Worlds will live and worlds will die. Written and illustrated by a who's who of famous and prolific authors and artists, Crisis on Infinite Earths Companion Deluxe Vol. Annual 1 and New Teen Titans The original Teen Titans always stood in the shadows of their larger-than-life mentors — young heroes like Robin, Wonder Girl and Kid Flash saw plenty of action, but it was Batman, Wonder Woman and The Flash who ultimately called the shots. Catch up with the super adventures of Barry Allen, also known as the Flash, in the third book of this middle-grade series.

Featuring adventures not seen on TV, Barry continues his mission to protect Central City from sinister plots. The book builds upon the world of the popular TV show in a new medium by author Barry Lyga. Everything Barry Allen knows has changed in a flash. The course of history has been changed, and a new reality has replaced his own. Villains have become conquerors.

Heroes have become villains—or nothing at all. Humanity is on the brink of all-out destruction. And the Flash, powerless and friendless, has been brought to a standstill. But whether they succeed or fail, the world will never be the same!
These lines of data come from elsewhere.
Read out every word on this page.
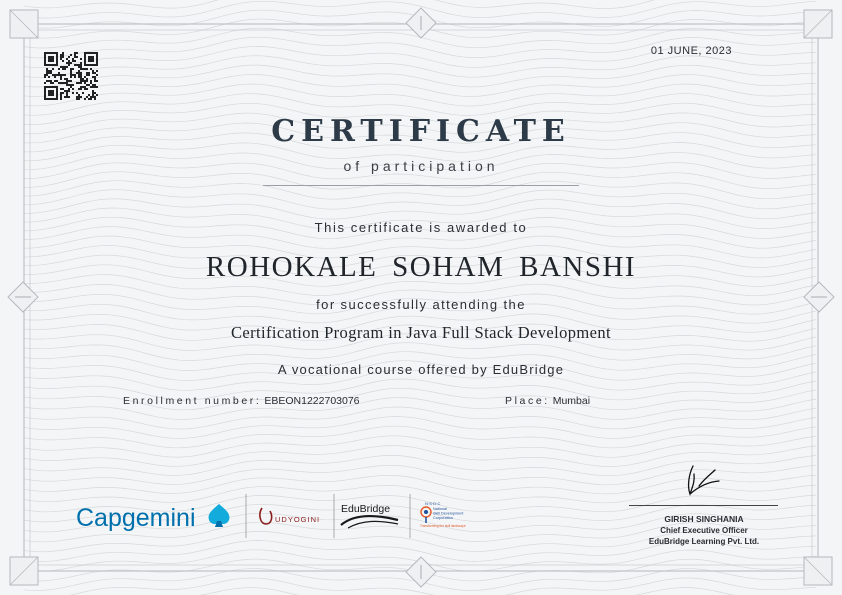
01 JUNE, 2023
CERTIFICATE
of participation
This certificate is awarded to
ROHOKALE SOHAM BANSHI
for successfully attending the
Certification Program in Java Full Stack Development
A vocational course offered by EduBridge
Enrollment number: EBEON1222703076	Place: Mumbai
Capgemini	UDYOGINI
EduBridge	N·S·D·C
National
Skill Development
Corporation
Transforming the skill landscape
GIRISH SINGHANIA
Chief Executive Officer
EduBridge Learning Pvt. Ltd.
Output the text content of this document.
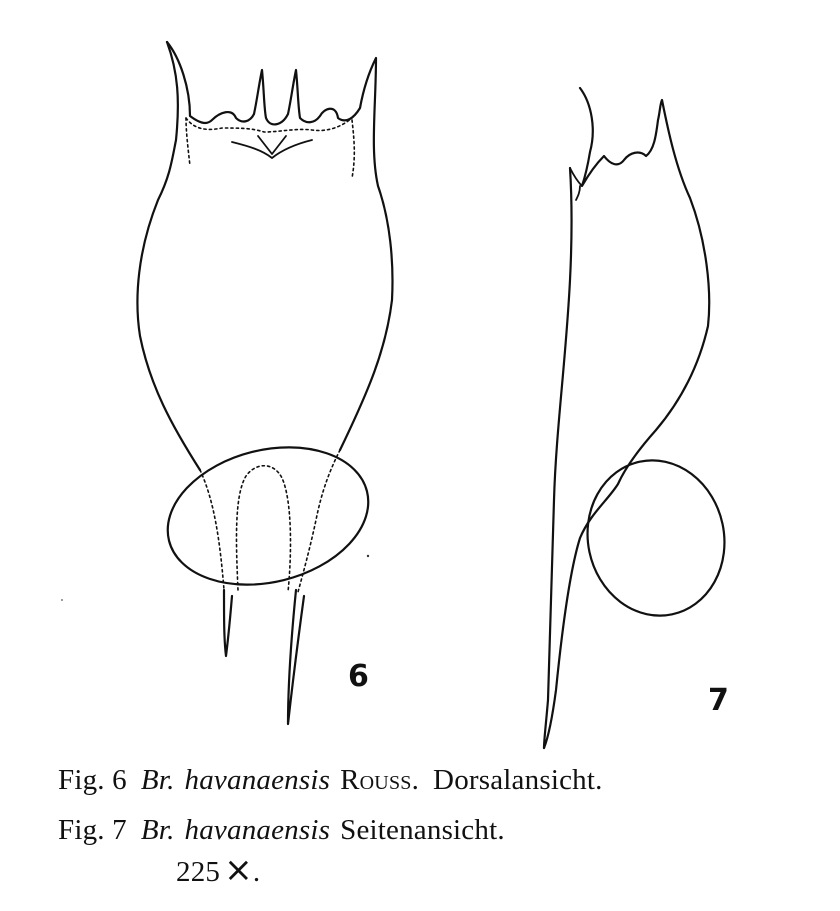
6
7
Fig. 6 Br. havanaensis Rouss. Dorsalansicht.
Fig. 7 Br. havanaensis Seitenansicht.
225 ×.
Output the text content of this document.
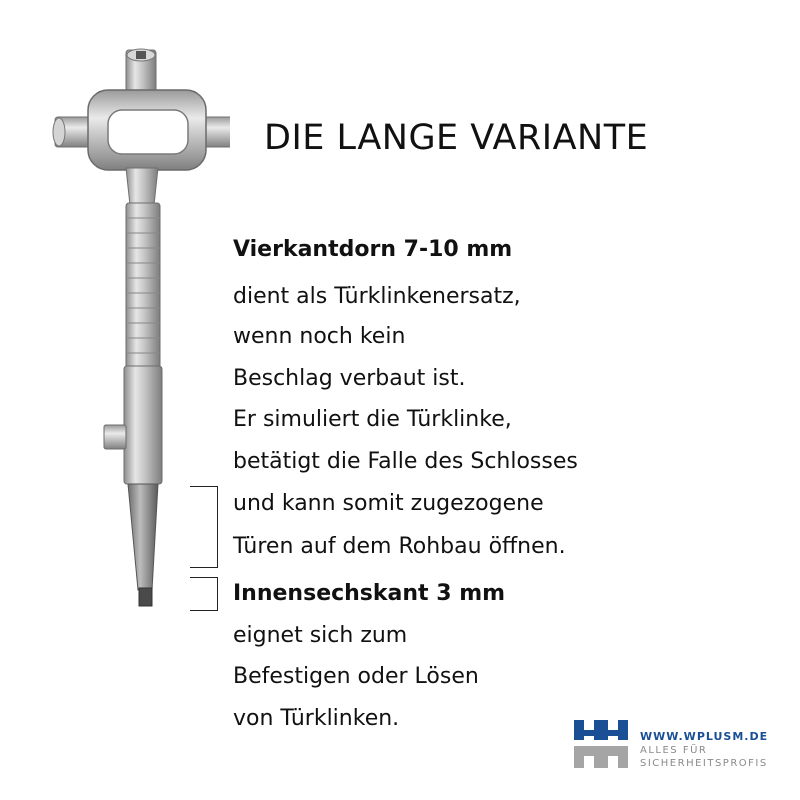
DIE LANGE VARIANTE
Vierkantdorn 7-10 mm
dient als Türklinkenersatz,
wenn noch kein
Beschlag verbaut ist.
Er simuliert die Türklinke,
betätigt die Falle des Schlosses
und kann somit zugezogene
Türen auf dem Rohbau öffnen.
Innensechskant 3 mm
eignet sich zum
Befestigen oder Lösen
von Türklinken.
WWW.WPLUSM.DE
ALLES FÜR
SICHERHEITSPROFIS
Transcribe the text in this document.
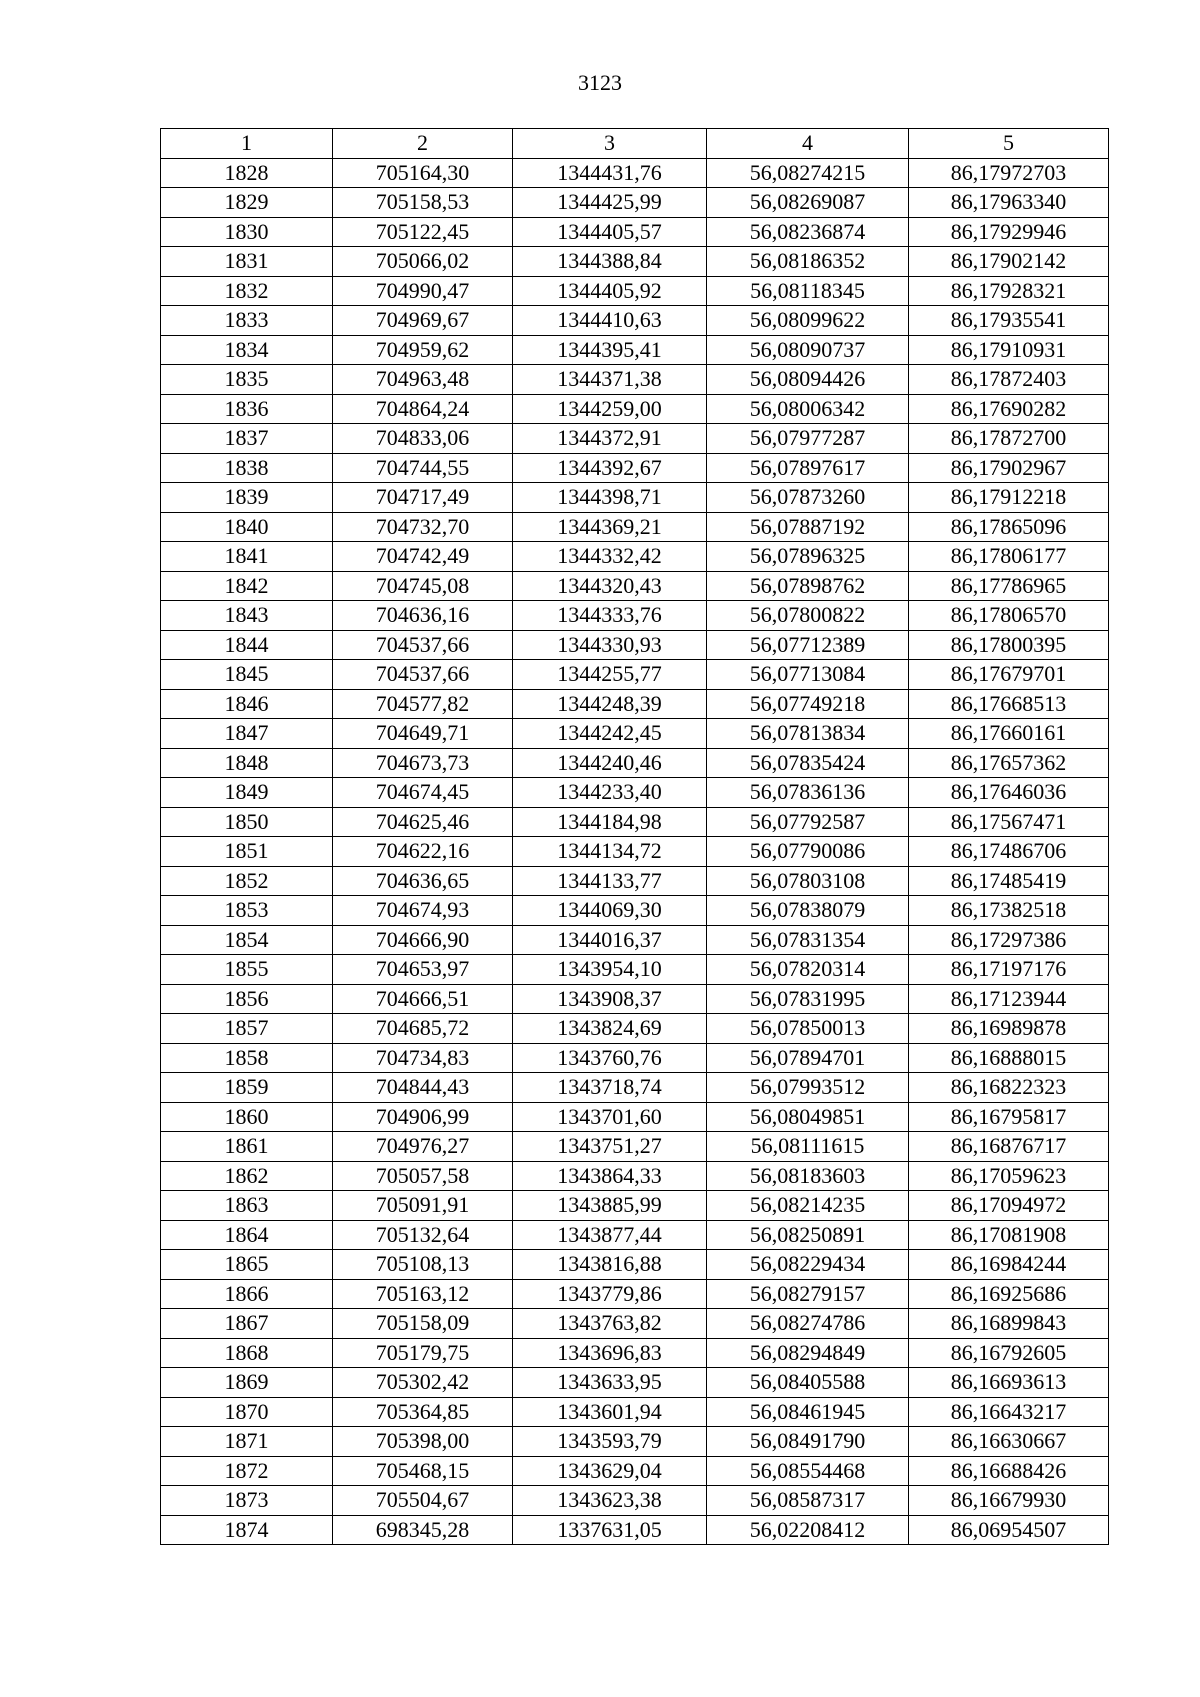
3123
1	2	3	4	5
1828	705164,30	1344431,76	56,08274215	86,17972703
1829	705158,53	1344425,99	56,08269087	86,17963340
1830	705122,45	1344405,57	56,08236874	86,17929946
1831	705066,02	1344388,84	56,08186352	86,17902142
1832	704990,47	1344405,92	56,08118345	86,17928321
1833	704969,67	1344410,63	56,08099622	86,17935541
1834	704959,62	1344395,41	56,08090737	86,17910931
1835	704963,48	1344371,38	56,08094426	86,17872403
1836	704864,24	1344259,00	56,08006342	86,17690282
1837	704833,06	1344372,91	56,07977287	86,17872700
1838	704744,55	1344392,67	56,07897617	86,17902967
1839	704717,49	1344398,71	56,07873260	86,17912218
1840	704732,70	1344369,21	56,07887192	86,17865096
1841	704742,49	1344332,42	56,07896325	86,17806177
1842	704745,08	1344320,43	56,07898762	86,17786965
1843	704636,16	1344333,76	56,07800822	86,17806570
1844	704537,66	1344330,93	56,07712389	86,17800395
1845	704537,66	1344255,77	56,07713084	86,17679701
1846	704577,82	1344248,39	56,07749218	86,17668513
1847	704649,71	1344242,45	56,07813834	86,17660161
1848	704673,73	1344240,46	56,07835424	86,17657362
1849	704674,45	1344233,40	56,07836136	86,17646036
1850	704625,46	1344184,98	56,07792587	86,17567471
1851	704622,16	1344134,72	56,07790086	86,17486706
1852	704636,65	1344133,77	56,07803108	86,17485419
1853	704674,93	1344069,30	56,07838079	86,17382518
1854	704666,90	1344016,37	56,07831354	86,17297386
1855	704653,97	1343954,10	56,07820314	86,17197176
1856	704666,51	1343908,37	56,07831995	86,17123944
1857	704685,72	1343824,69	56,07850013	86,16989878
1858	704734,83	1343760,76	56,07894701	86,16888015
1859	704844,43	1343718,74	56,07993512	86,16822323
1860	704906,99	1343701,60	56,08049851	86,16795817
1861	704976,27	1343751,27	56,08111615	86,16876717
1862	705057,58	1343864,33	56,08183603	86,17059623
1863	705091,91	1343885,99	56,08214235	86,17094972
1864	705132,64	1343877,44	56,08250891	86,17081908
1865	705108,13	1343816,88	56,08229434	86,16984244
1866	705163,12	1343779,86	56,08279157	86,16925686
1867	705158,09	1343763,82	56,08274786	86,16899843
1868	705179,75	1343696,83	56,08294849	86,16792605
1869	705302,42	1343633,95	56,08405588	86,16693613
1870	705364,85	1343601,94	56,08461945	86,16643217
1871	705398,00	1343593,79	56,08491790	86,16630667
1872	705468,15	1343629,04	56,08554468	86,16688426
1873	705504,67	1343623,38	56,08587317	86,16679930
1874	698345,28	1337631,05	56,02208412	86,06954507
Once, there were infinite Earths. Then there came a Crisis Worlds lived. Worlds died. But some worlds must now fight for their future-in the Convergence! The evil alien intelligence known as Brainiac has stolen 50 doomed cities from throughout time and space and sealed them behind impenetrable domes. Now, after a year, the domes will come down-and the heroes and villains of 50 dead worlds must battle to be the last one standing! Des mondes vont vivre Contient Justice League of America , , , Even the planet he had been standing on was gone.

He felt the familiar burning inside his stomach. It told him he was about to be brought to yet another world in yet another universe. And when he got there, he would be forced to watch it die, too.

He cried out, "Why me? As always. Six E ven when I tried, the speed force wouldn't let me stop running. I wanted to slow down, but instead I found myself racing even faster. Strangely, as much as I knew that should have bothered me, it didn't. I felt at ease here, eerily calm. Yes, I knew there was an urgency that demanded my attention. I was, after all, supposed to save the world.

But I felt strangely at home in this place of speed. I didn't want to leave. Instead, I wanted to find the other speedsters, whoever they were. I wondered if they shared the same problems and concerns I once had? Were they as impatient with everything as I used to be? Did the world move slowly for them, too? People took forever to think. One word conversations seemingly dragged on for months. C'mon, man, move it.

Spit it out. Say it already! For someone who had once been the slowest man on Earth, after I became the Flash I had to learn, of all things, patience. Listen to them. It's not their fault they 're slow. I could live a whole life before they finished drinking a soda.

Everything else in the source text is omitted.